Ich finde gut, dass du schreibst, dass die beiden keinen weiteren Nachwuchs bekommen werden.

Angora-Angy 03.11.2017 13:03

Polly, die Frau hat ein Jungtier aus einer anderen Linie bekommen. Ich gebe Tiere von denen ich weiß dass sie nicht ok sind, nicht ab. Natürlich kanns mal vorkommen dass dass Tiere oder eine ganze Linie nicht gesund sind. Dann gehören die eben nicht abgegeben, deshalb schrieb ich ja auch, wer züchten will muss schlachten können. Manchmal stellt es sich auch erst nach der Abgabe heraus dass da was nocht stimmt, dann geht man damit offen und ehrlich um. Ich nehme jedes meiner Tiere jederzeit zurück und ich habe der Dame abgeraten, sie wollte aber partout die OP versuchen.

FamilieLöffelohr 03.11.2017 14:07

Den Spruch "Wer züchten will, muss schlachten können" finde ich als Liebhaber übrigens echt schlimm. Das klingt so sehr abgebrüht.
Ich würde eher formulieren: "Wer züchten will, muss sich mit Genetik auskennen"

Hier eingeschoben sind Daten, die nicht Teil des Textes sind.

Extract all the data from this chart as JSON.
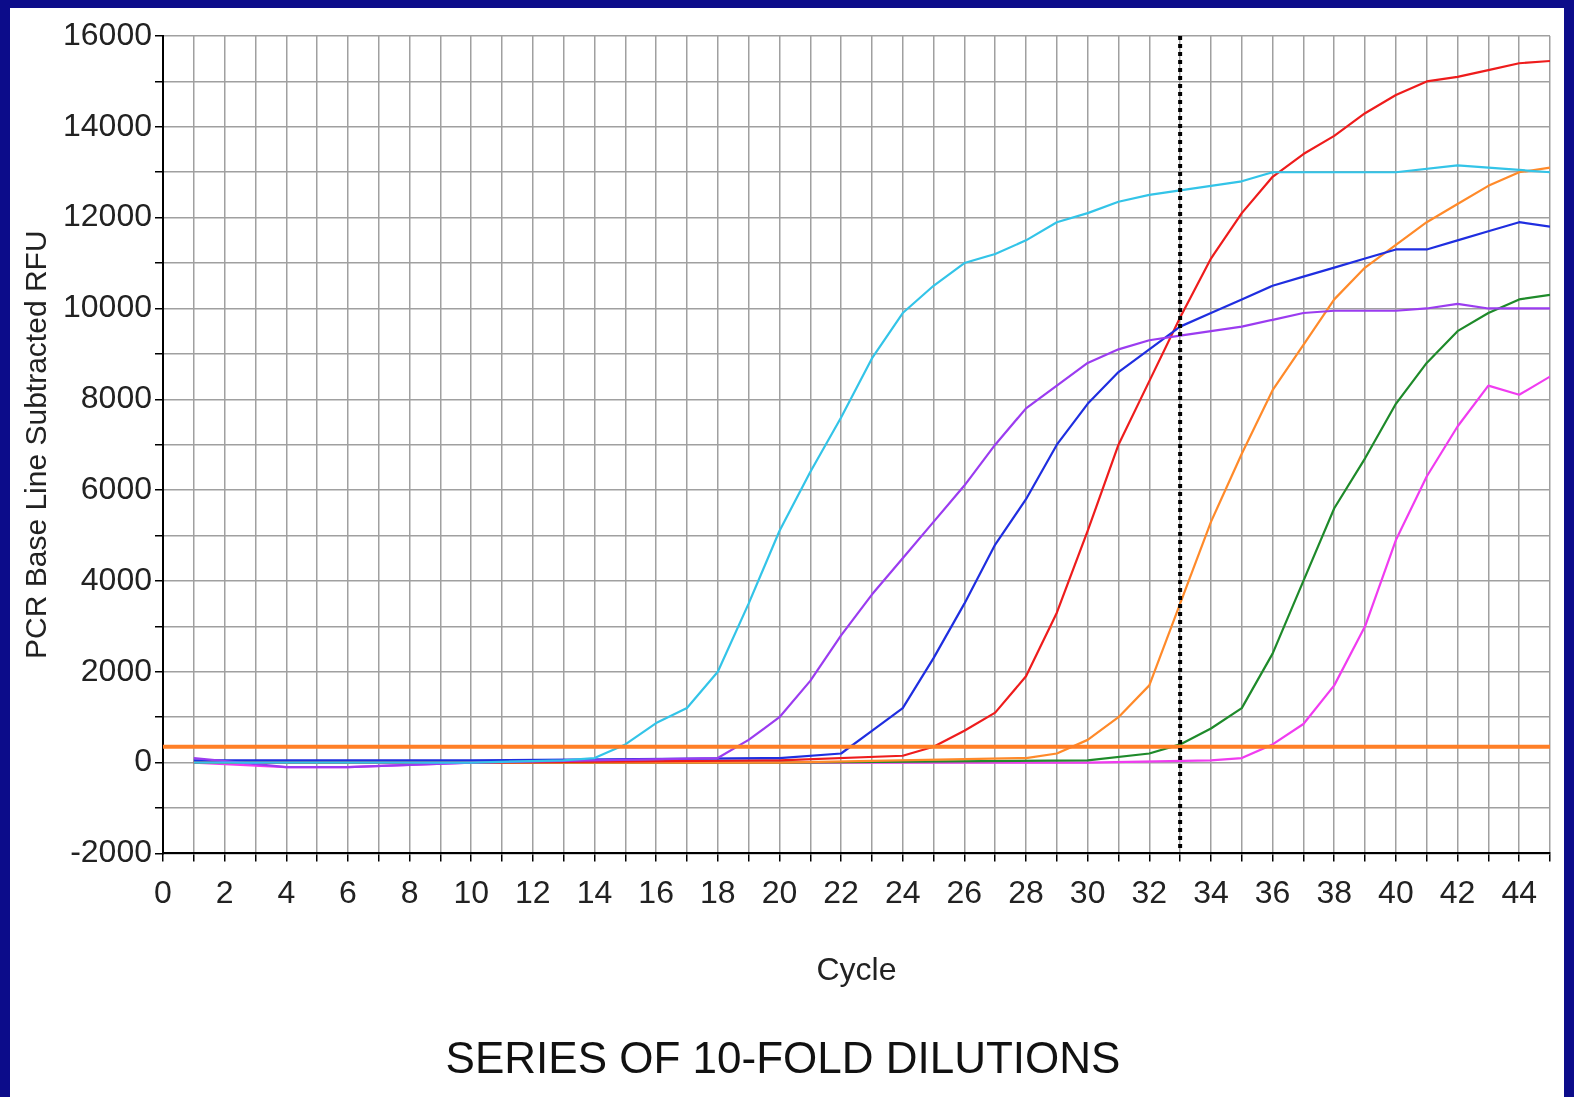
{
  "chart_data": {
    "type": "line",
    "title": "SERIES OF 10-FOLD DILUTIONS",
    "xlabel": "Cycle",
    "ylabel": "PCR Base Line Subtracted RFU",
    "xlim": [
      0,
      45
    ],
    "ylim": [
      -2000,
      16000
    ],
    "xticks": [
      0,
      {
        "value": 1,
        "label": null
      },
      2,
      {
        "value": 3,
        "label": null
      },
      4,
      {
        "value": 5,
        "label": null
      },
      6,
      {
        "value": 7,
        "label": null
      },
      8,
      {
        "value": 9,
        "label": null
      },
      10,
      {
        "value": 11,
        "label": null
      },
      12,
      {
        "value": 13,
        "label": null
      },
      14,
      {
        "value": 15,
        "label": null
      },
      16,
      {
        "value": 17,
        "label": null
      },
      18,
      {
        "value": 19,
        "label": null
      },
      20,
      {
        "value": 21,
        "label": null
      },
      22,
      {
        "value": 23,
        "label": null
      },
      24,
      {
        "value": 25,
        "label": null
      },
      26,
      {
        "value": 27,
        "label": null
      },
      28,
      {
        "value": 29,
        "label": null
      },
      30,
      {
        "value": 31,
        "label": null
      },
      32,
      {
        "value": 33,
        "label": null
      },
      34,
      {
        "value": 35,
        "label": null
      },
      36,
      {
        "value": 37,
        "label": null
      },
      38,
      {
        "value": 39,
        "label": null
      },
      40,
      {
        "value": 41,
        "label": null
      },
      42,
      {
        "value": 43,
        "label": null
      },
      44,
      {
        "value": 45,
        "label": null
      }
    ],
    "yticks": [
      -2000,
      {
        "value": -1000,
        "label": null
      },
      0,
      {
        "value": 1000,
        "label": null
      },
      2000,
      {
        "value": 3000,
        "label": null
      },
      4000,
      {
        "value": 5000,
        "label": null
      },
      6000,
      {
        "value": 7000,
        "label": null
      },
      8000,
      {
        "value": 9000,
        "label": null
      },
      10000,
      {
        "value": 11000,
        "label": null
      },
      12000,
      {
        "value": 13000,
        "label": null
      },
      14000,
      {
        "value": 15000,
        "label": null
      },
      16000
    ],
    "grid": true,
    "legend": false,
    "marker": "none",
    "line_style": "solid",
    "ref_lines": [
      {
        "axis": "y",
        "value": 350,
        "color": "#ff7f27",
        "line_style": "solid"
      },
      {
        "axis": "x",
        "value": 33,
        "color": "#000000",
        "line_style": "dotted"
      }
    ],
    "series": [
      {
        "color": "#33c4e8",
        "x": [
          1,
          10,
          13,
          14,
          15,
          16,
          17,
          18,
          19,
          20,
          21,
          22,
          23,
          24,
          25,
          26,
          27,
          28,
          29,
          30,
          31,
          32,
          33,
          34,
          35,
          36,
          38,
          40,
          42,
          44,
          45
        ],
        "values": [
          0,
          0,
          50,
          100,
          400,
          870,
          1200,
          2000,
          3500,
          5100,
          6400,
          7600,
          8900,
          9900,
          10500,
          11000,
          11200,
          11500,
          11900,
          12100,
          12350,
          12500,
          12600,
          12700,
          12800,
          13000,
          13000,
          13000,
          13150,
          13050,
          13000
        ]
      },
      {
        "color": "#9b3cf0",
        "x": [
          1,
          4,
          6,
          10,
          18,
          19,
          20,
          21,
          22,
          23,
          24,
          25,
          26,
          27,
          28,
          29,
          30,
          31,
          32,
          33,
          34,
          35,
          36,
          37,
          38,
          40,
          41,
          42,
          43,
          44,
          45
        ],
        "values": [
          100,
          -100,
          -100,
          0,
          100,
          500,
          1000,
          1800,
          2800,
          3700,
          4500,
          5300,
          6100,
          7000,
          7800,
          8300,
          8800,
          9100,
          9300,
          9400,
          9500,
          9600,
          9750,
          9900,
          9950,
          9950,
          10000,
          10100,
          10000,
          10000,
          10000
        ]
      },
      {
        "color": "#1f2ee0",
        "x": [
          1,
          10,
          20,
          22,
          23,
          24,
          25,
          26,
          27,
          28,
          29,
          30,
          31,
          32,
          33,
          34,
          35,
          36,
          37,
          38,
          39,
          40,
          41,
          42,
          43,
          44,
          45
        ],
        "values": [
          50,
          50,
          100,
          200,
          700,
          1200,
          2300,
          3500,
          4800,
          5800,
          7000,
          7900,
          8600,
          9100,
          9600,
          9900,
          10200,
          10500,
          10700,
          10900,
          11100,
          11300,
          11300,
          11500,
          11700,
          11900,
          11800
        ]
      },
      {
        "color": "#ee1c1c",
        "x": [
          1,
          10,
          20,
          24,
          25,
          26,
          27,
          28,
          29,
          30,
          31,
          32,
          33,
          34,
          35,
          36,
          37,
          38,
          39,
          40,
          41,
          42,
          43,
          44,
          45
        ],
        "values": [
          0,
          0,
          50,
          150,
          350,
          700,
          1100,
          1900,
          3300,
          5100,
          7000,
          8400,
          9800,
          11100,
          12100,
          12900,
          13400,
          13800,
          14300,
          14700,
          15000,
          15100,
          15250,
          15400,
          15450
        ]
      },
      {
        "color": "#ff8a2a",
        "x": [
          1,
          10,
          20,
          28,
          29,
          30,
          31,
          32,
          33,
          34,
          35,
          36,
          37,
          38,
          39,
          40,
          41,
          42,
          43,
          44,
          45
        ],
        "values": [
          0,
          0,
          0,
          100,
          200,
          500,
          1000,
          1700,
          3500,
          5300,
          6800,
          8200,
          9200,
          10200,
          10900,
          11400,
          11900,
          12300,
          12700,
          13000,
          13100
        ]
      },
      {
        "color": "#1e8a2a",
        "x": [
          1,
          10,
          20,
          30,
          32,
          33,
          34,
          35,
          36,
          37,
          38,
          39,
          40,
          41,
          42,
          43,
          44,
          45
        ],
        "values": [
          0,
          0,
          0,
          50,
          200,
          400,
          750,
          1200,
          2400,
          4000,
          5600,
          6700,
          7900,
          8800,
          9500,
          9900,
          10200,
          10300
        ]
      },
      {
        "color": "#f03cf0",
        "x": [
          1,
          4,
          6,
          10,
          20,
          30,
          34,
          35,
          36,
          37,
          38,
          39,
          40,
          41,
          42,
          43,
          44,
          45
        ],
        "values": [
          0,
          -100,
          -100,
          0,
          0,
          0,
          50,
          100,
          400,
          850,
          1700,
          3000,
          4900,
          6300,
          7400,
          8300,
          8100,
          8500
        ]
      }
    ]
  }
}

Und das war ja nicht einmal eine Zucht. Das war ein geplanter Wurf, der durch Unwissenheit schief ging. Aber mal ehrlich: wir wissen doch überhaupt nicht, ob die Kaninchen Zahnfehlstellungen oder andere Probleme haben werden. Natürlich kann man warnen, aber hier wird ja anhand von vier verschwommenen Fotos gleich der Teufel an die Wand gemalt.

maximus 03.11.2017 14:34

Zitat:

Zitat von FamilieLöffelohr (Beitrag 1062684)
.... Natürlich kann man warnen, aber hier wird ja anhand von vier verschwommenen Fotos gleich der Teufel an die Wand gemalt.

Das stimmt so nicht.
Hier werden, anhand von Wissen über die Genetik, Fakten geliefert!!!

Großer Unterschied!

FamilieLöffelohr 03.11.2017 15:00

Zitat:

Zitat von Angora-Angy (Beitrag 1062559)
Hmm, also auf den Bildern sieht es so aus, als wären beide Eltern echte Zwergen, also mischerbig für das Zwergengen DWdw. Damit wird der Mini wohl ein reinerbiger Zwerg DWDW sein, was bedeutet, dass er ein genetischer Kümmerling ist und keine Chance hat.

Fakten oder Vermutungen?

Polly8 03.11.2017 15:06

Zitat:

Zitat von maximus (Beitrag 1062686)
Das stimmt so nicht.
Hier werden, anhand von Wissen über die Genetik, Fakten geliefert!!!

Großer Unterschied!

Wieso Fakten?
Hier wird prohezeit, dass die anderen 3 auch krank sein werden.
Ich empfinde das auch als "Teufel an die Wand malen".
Nur weil das eine Jungtier kümmerlich und evtl nicht lebensfähig ist müssen die anderen 3 doch nicht zwangsläufig auch krank sein.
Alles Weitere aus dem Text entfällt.